2

I have had experience of using Spark in the past and honestly, coming from a predominantly python background, it was quite a big leap. When I saw dask, I thought this would be a much better solution for distributed computing, however I seem to be running into an issue with simply reading in parquet files.

I have an s3 bucket, say s3://some-bucket/. And within this I have my parquet files saved as hive paritioning, as shown below.

├── year=2019
    └── month=01
    └── month=01
    └── ....     
└── year=2020
    └── month=01
        └── day=01
            ├── datasource=browser
                └── ...
            └── datasource=iphone
                └── part2.parquet
                └── part2.parquet
        └── ...

There is no _metadata or _common_metadata file.

To demonstrate how much slower reading these are in dask compared to Spark I can provide an example. In Spark, the following takes ~ 90 seconds:

df = spark.read.parquet("s3://some-bucket/year=2020/month=04/")


df.createOrReplaceTempView("df")

res = spark.sql("SELECT column1, SUM(column2) FROM df GROUP BY column1")

res = res.toPandas()  # convert to pandas to be fair to dask, but we know this isn't fast in spark

The exact same thing in dask takes ~ 800 seconds:

cluster = YarnCluster()

# Connect to the cluster
client = Client(cluster)

cluster.scale(10)

df = dd.read_parquet("s3://some-bucket/year=2020/month=04/*/*/*.parquet",
                     columns=["column1", "column2"], 
                     engine="pyarrow",
                     gather_statistics=False,
)

res = df.groupby('column1').column2.sum().compute()

Using "s3://some-bucket/year=2020/month=04/" rather than "s3://some-bucket/year=2020/month=04/*/*/*.parquet", takes ~2100 seconds.

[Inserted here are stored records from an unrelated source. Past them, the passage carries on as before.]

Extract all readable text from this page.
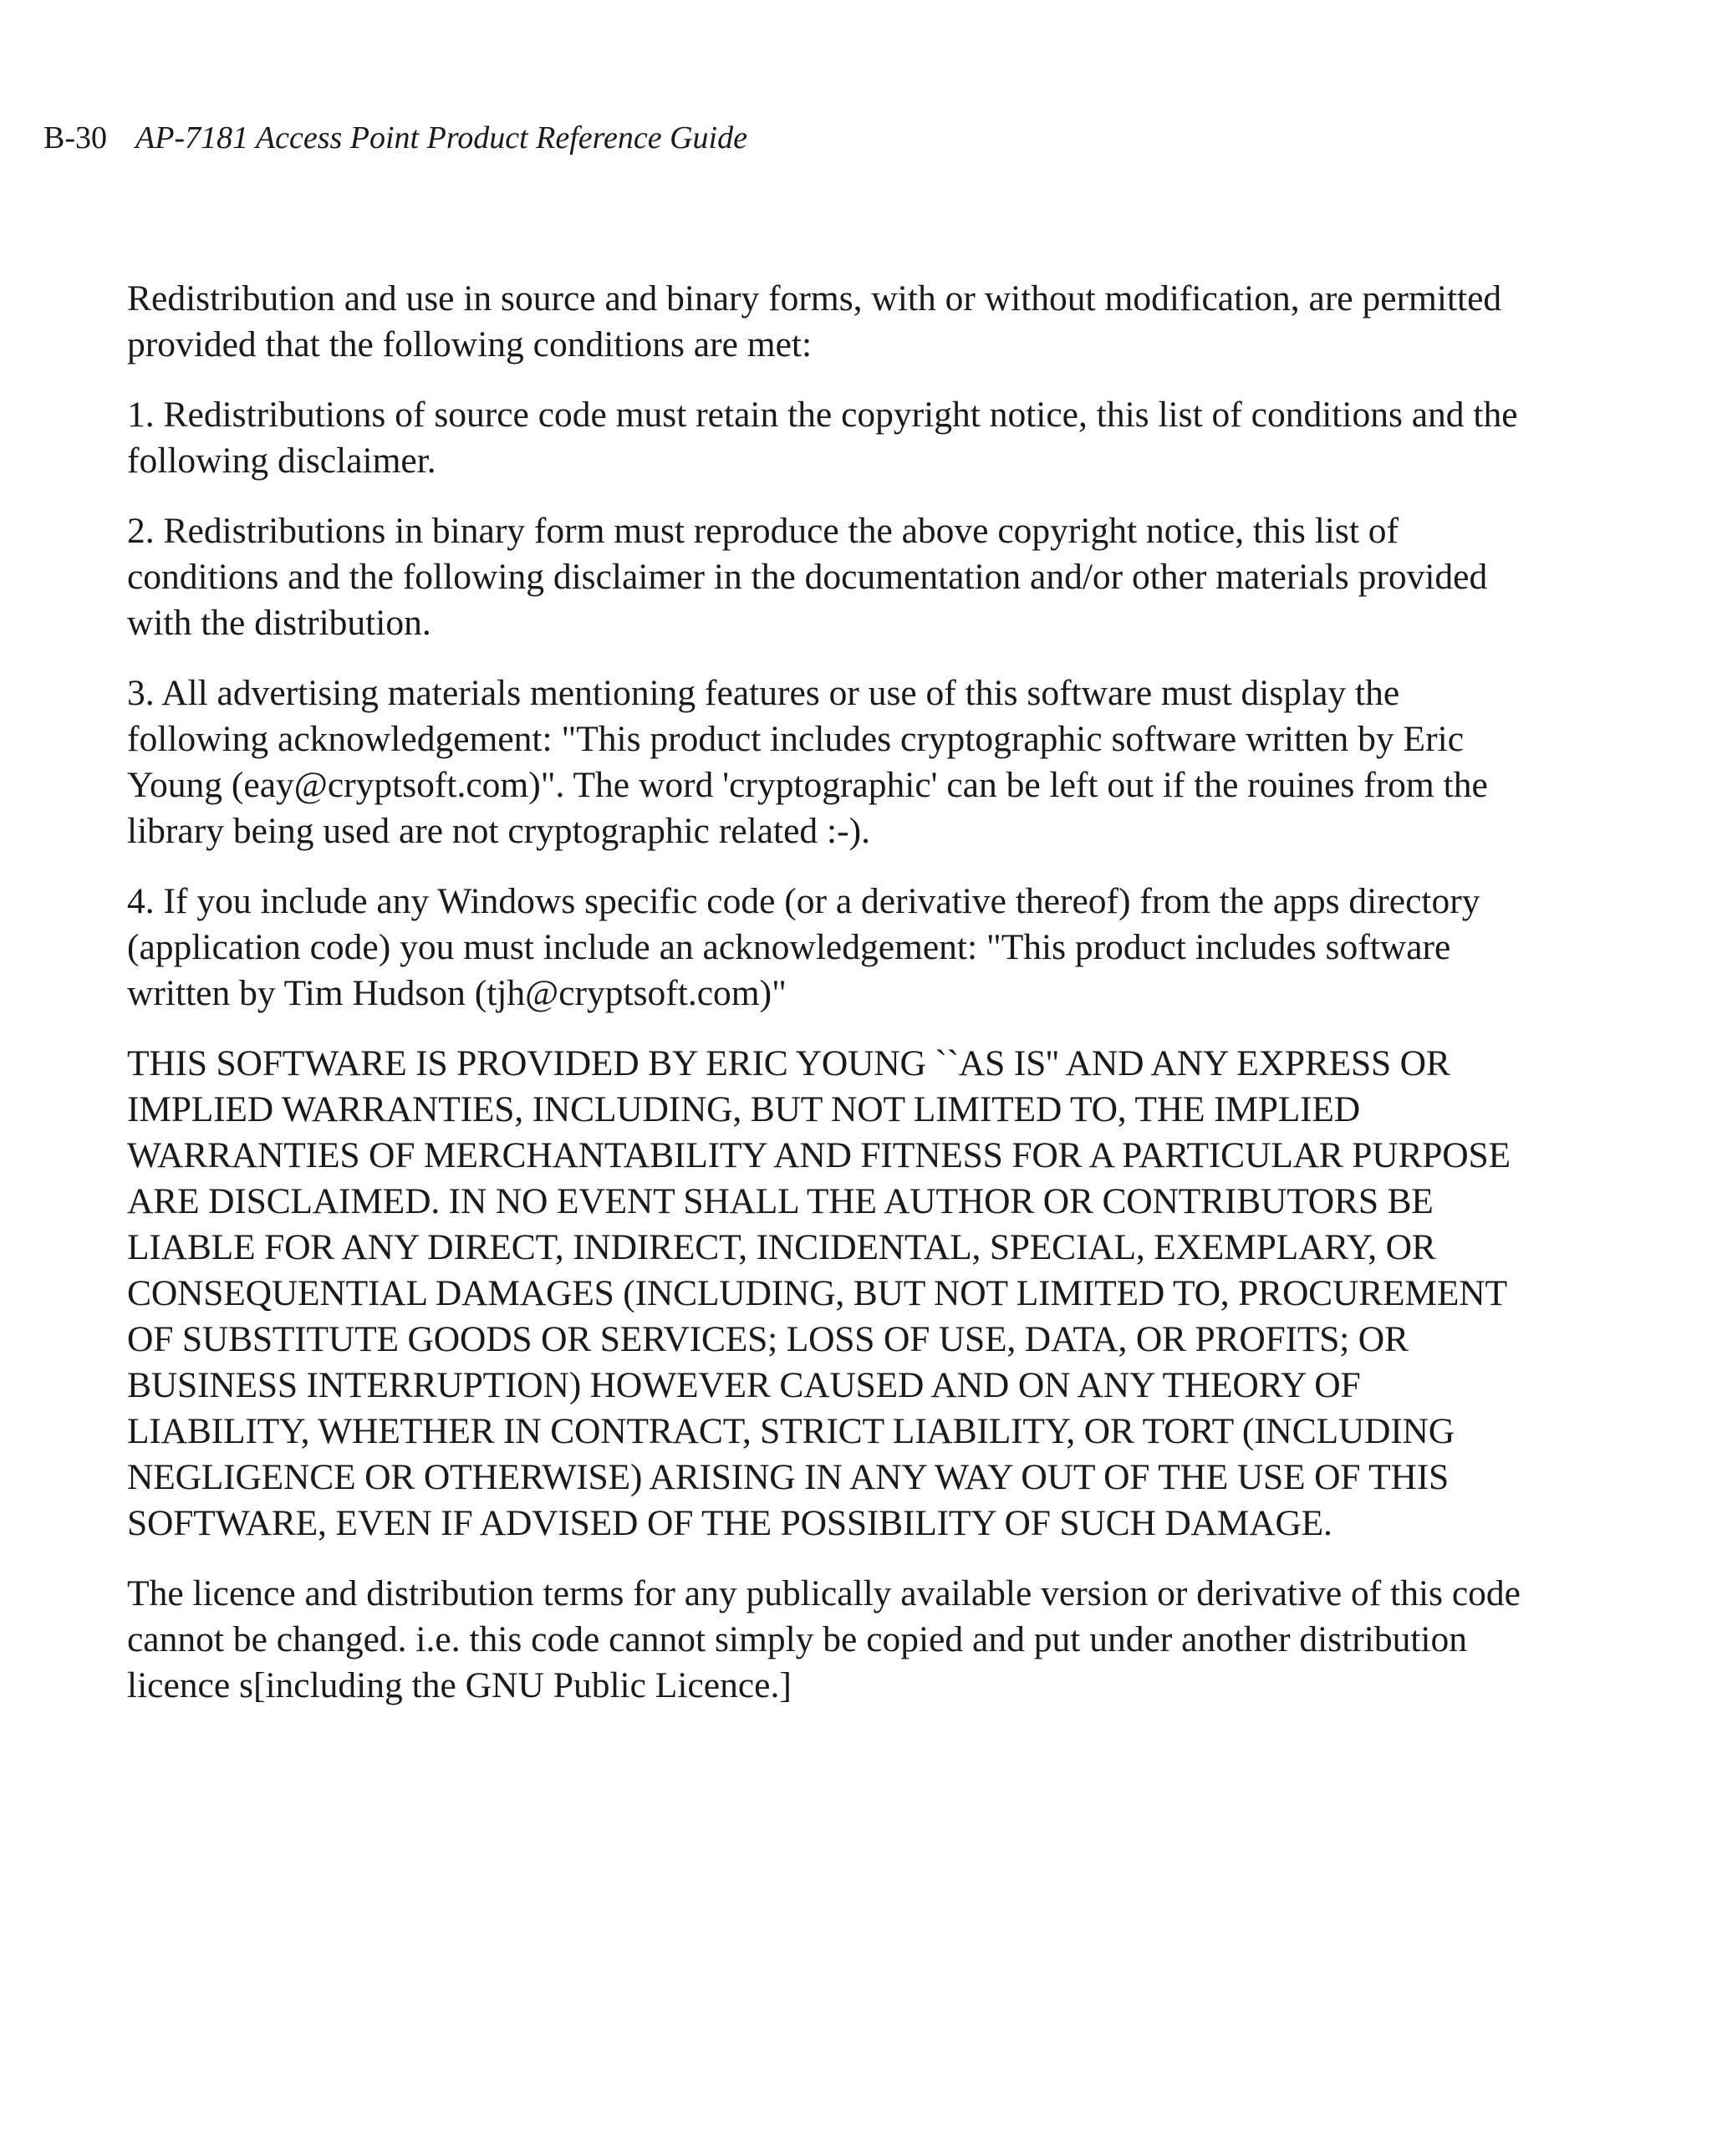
B-30 AP-7181 Access Point Product Reference Guide

Redistribution and use in source and binary forms, with or without modification, are permitted provided that the following conditions are met:

1. Redistributions of source code must retain the copyright notice, this list of conditions and the following disclaimer.

2. Redistributions in binary form must reproduce the above copyright notice, this list of conditions and the following disclaimer in the documentation and/or other materials provided with the distribution.

3. All advertising materials mentioning features or use of this software must display the following acknowledgement: "This product includes cryptographic software written by Eric Young (eay@cryptsoft.com)". The word 'cryptographic' can be left out if the rouines from the library being used are not cryptographic related :-).

4. If you include any Windows specific code (or a derivative thereof) from the apps directory (application code) you must include an acknowledgement: "This product includes software written by Tim Hudson (tjh@cryptsoft.com)"

THIS SOFTWARE IS PROVIDED BY ERIC YOUNG ``AS IS'' AND ANY EXPRESS OR IMPLIED WARRANTIES, INCLUDING, BUT NOT LIMITED TO, THE IMPLIED WARRANTIES OF MERCHANTABILITY AND FITNESS FOR A PARTICULAR PURPOSE ARE DISCLAIMED. IN NO EVENT SHALL THE AUTHOR OR CONTRIBUTORS BE LIABLE FOR ANY DIRECT, INDIRECT, INCIDENTAL, SPECIAL, EXEMPLARY, OR CONSEQUENTIAL DAMAGES (INCLUDING, BUT NOT LIMITED TO, PROCUREMENT OF SUBSTITUTE GOODS OR SERVICES; LOSS OF USE, DATA, OR PROFITS; OR BUSINESS INTERRUPTION) HOWEVER CAUSED AND ON ANY THEORY OF LIABILITY, WHETHER IN CONTRACT, STRICT LIABILITY, OR TORT (INCLUDING NEGLIGENCE OR OTHERWISE) ARISING IN ANY WAY OUT OF THE USE OF THIS SOFTWARE, EVEN IF ADVISED OF THE POSSIBILITY OF SUCH DAMAGE.

The licence and distribution terms for any publically available version or derivative of this code cannot be changed. i.e. this code cannot simply be copied and put under another distribution licence s[including the GNU Public Licence.]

One thing I have already tried, is reading the metadata of just one of the small bits of parquet, extracting the pyarrow schema, and passing this through as a kwarg along with validate_schema=False. Like so:

import pyarrow.parquet as pq
import s3fs

s3 = s3fs.S3FileSystem()

# we pick a small part of the dataset
ds = pq.ParquetDataset(
    "s3://some-bucket/year=2020/month=04/day=01/datasource=iphone/part1.parquet",
filesystem=s3)

# read in the table and write it out to a temp parquet
tbl = ds.read()
pq.write_table(tbl, "tmp.parquet")

# read in the metadata using pyarrow and extract the pyarrow._parquet.Schema
pa_metadata = pq.read_metadata("tmp.parquet")
pa_schema = pa_metadata.schema

df_dask = dd.read_parquet("s3://some-bucket/year=2020/month=04/day=01/*/*.parquet",
                     columns=["column1", "column2"], 
                     engine="pyarrow",
                     gather_statistics=False,
                     dataset=dict(validate_schema=False, schema=pa_schema)
)

With this method, looking at only one days partition, I see signifcant speed up (~4x). As soon as I look at a month's worth of data, my workers get killed off (I assume because dask is trying to read too much data into one specific node?).

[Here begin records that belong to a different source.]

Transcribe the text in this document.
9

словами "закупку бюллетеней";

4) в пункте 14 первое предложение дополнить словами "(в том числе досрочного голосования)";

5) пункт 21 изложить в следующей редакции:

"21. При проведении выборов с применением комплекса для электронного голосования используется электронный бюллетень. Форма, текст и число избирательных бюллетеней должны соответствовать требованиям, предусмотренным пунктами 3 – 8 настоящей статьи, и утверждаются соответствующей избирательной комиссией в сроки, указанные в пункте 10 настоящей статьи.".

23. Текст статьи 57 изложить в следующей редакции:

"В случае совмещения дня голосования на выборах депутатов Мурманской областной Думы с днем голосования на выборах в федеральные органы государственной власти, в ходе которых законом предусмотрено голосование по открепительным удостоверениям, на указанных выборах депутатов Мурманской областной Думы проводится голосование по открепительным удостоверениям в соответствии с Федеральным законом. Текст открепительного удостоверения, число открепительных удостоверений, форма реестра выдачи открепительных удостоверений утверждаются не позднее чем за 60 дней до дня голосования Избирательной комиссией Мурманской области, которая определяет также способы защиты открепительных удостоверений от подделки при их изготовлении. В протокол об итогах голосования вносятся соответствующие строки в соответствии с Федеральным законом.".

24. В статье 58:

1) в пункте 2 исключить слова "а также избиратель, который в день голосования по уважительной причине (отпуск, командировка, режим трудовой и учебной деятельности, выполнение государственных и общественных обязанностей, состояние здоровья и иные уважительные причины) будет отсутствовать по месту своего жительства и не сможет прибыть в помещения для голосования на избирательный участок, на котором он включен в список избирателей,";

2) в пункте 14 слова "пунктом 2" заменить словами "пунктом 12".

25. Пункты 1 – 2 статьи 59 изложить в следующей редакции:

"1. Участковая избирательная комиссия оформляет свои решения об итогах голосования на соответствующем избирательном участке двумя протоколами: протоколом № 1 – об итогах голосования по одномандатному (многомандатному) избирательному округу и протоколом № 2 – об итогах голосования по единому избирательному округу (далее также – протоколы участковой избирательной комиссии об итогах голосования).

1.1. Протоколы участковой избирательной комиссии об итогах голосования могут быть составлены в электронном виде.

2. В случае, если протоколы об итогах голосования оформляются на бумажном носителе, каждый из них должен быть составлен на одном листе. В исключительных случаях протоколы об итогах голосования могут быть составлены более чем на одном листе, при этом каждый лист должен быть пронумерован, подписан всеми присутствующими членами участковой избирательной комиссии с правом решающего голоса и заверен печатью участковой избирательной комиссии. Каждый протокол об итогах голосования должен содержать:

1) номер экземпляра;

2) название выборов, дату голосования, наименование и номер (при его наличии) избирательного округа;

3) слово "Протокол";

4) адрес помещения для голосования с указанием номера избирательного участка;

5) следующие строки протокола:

I am not able to change the structure of my data unfortunately. Having read this, I realise if I had a _metadata or _common_metadata file, then I would see significant speed up. However, this is not possible for me

So, why is dask so much slower than Spark in this particular use case? And more specifically, is there anything I can do to speed up the reading of the parquet files in dask?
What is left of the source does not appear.